Diabetes is characterized by glucotoxic'' loss of pancreatic beta cell function and insulin content, but underlying mechanisms remain unclear. A mouse model of insulin-secretory deficiency induced by beta cell inexcitability (K-ATP gain of function) demonstrates development of diabetes and reiterates the features of human neonatal diabetes. In the diabetic state, beta cells lose their mature identity and dedifferentiate to neurogenin3-positive and insulin-negative cells. Lineage-tracing experiments show that dedifferentiated cells can subsequently redifferentiate to mature neurogenin3-negative, insulin-positive beta cells after lowering of blood glucose by insulin therapy.

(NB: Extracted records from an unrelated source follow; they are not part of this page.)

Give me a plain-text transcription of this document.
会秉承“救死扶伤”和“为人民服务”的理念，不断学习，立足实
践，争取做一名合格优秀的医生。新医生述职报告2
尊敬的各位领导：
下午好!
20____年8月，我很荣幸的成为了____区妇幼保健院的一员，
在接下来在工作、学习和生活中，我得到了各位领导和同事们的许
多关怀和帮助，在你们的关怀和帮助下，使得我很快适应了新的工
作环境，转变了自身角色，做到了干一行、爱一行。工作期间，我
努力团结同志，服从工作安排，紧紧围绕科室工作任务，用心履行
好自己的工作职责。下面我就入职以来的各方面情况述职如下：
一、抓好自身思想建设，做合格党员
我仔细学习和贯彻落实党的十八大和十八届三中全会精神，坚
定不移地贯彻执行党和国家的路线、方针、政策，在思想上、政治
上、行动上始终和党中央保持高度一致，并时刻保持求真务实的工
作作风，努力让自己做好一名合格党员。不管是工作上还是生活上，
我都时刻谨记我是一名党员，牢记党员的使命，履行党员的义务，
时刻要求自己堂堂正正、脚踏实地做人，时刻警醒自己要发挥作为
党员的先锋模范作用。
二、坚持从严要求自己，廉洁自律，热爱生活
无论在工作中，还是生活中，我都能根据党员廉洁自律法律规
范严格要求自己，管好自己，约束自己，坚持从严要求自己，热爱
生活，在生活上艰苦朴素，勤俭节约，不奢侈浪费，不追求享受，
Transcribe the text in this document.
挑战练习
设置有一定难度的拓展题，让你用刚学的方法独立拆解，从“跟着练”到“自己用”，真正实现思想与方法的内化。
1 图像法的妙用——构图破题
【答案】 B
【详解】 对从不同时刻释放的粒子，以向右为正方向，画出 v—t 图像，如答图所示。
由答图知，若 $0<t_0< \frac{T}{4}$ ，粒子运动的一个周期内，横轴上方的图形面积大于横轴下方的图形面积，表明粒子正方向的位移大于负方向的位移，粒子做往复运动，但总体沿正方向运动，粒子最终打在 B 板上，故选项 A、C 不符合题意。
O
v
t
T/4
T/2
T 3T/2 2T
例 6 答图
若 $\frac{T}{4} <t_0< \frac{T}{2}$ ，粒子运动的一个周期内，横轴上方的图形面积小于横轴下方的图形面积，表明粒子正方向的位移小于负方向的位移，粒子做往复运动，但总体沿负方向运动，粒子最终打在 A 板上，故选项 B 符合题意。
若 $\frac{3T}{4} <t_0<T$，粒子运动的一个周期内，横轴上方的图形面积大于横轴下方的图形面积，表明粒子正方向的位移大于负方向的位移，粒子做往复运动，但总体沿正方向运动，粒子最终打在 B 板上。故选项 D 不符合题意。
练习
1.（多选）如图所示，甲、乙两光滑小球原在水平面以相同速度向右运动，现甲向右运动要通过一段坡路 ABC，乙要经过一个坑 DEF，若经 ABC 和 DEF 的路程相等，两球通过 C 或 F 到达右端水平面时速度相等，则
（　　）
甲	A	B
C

We demonstrate here that beta cell dedifferentiation, rather than apoptosis, is the main mechanism of loss of insulin-positive cells, and redifferentiation accounts for restoration of insulin content and antidiabetic drug responsivity in these animals. These results may help explain gradual decrease in beta cell mass in long-standing diabetes and recovery of beta cell function and drug responsivity in type 2 diabetic patients following insulin therapy, and they suggest an approach to rescuing exhausted'' beta cells in diabetes.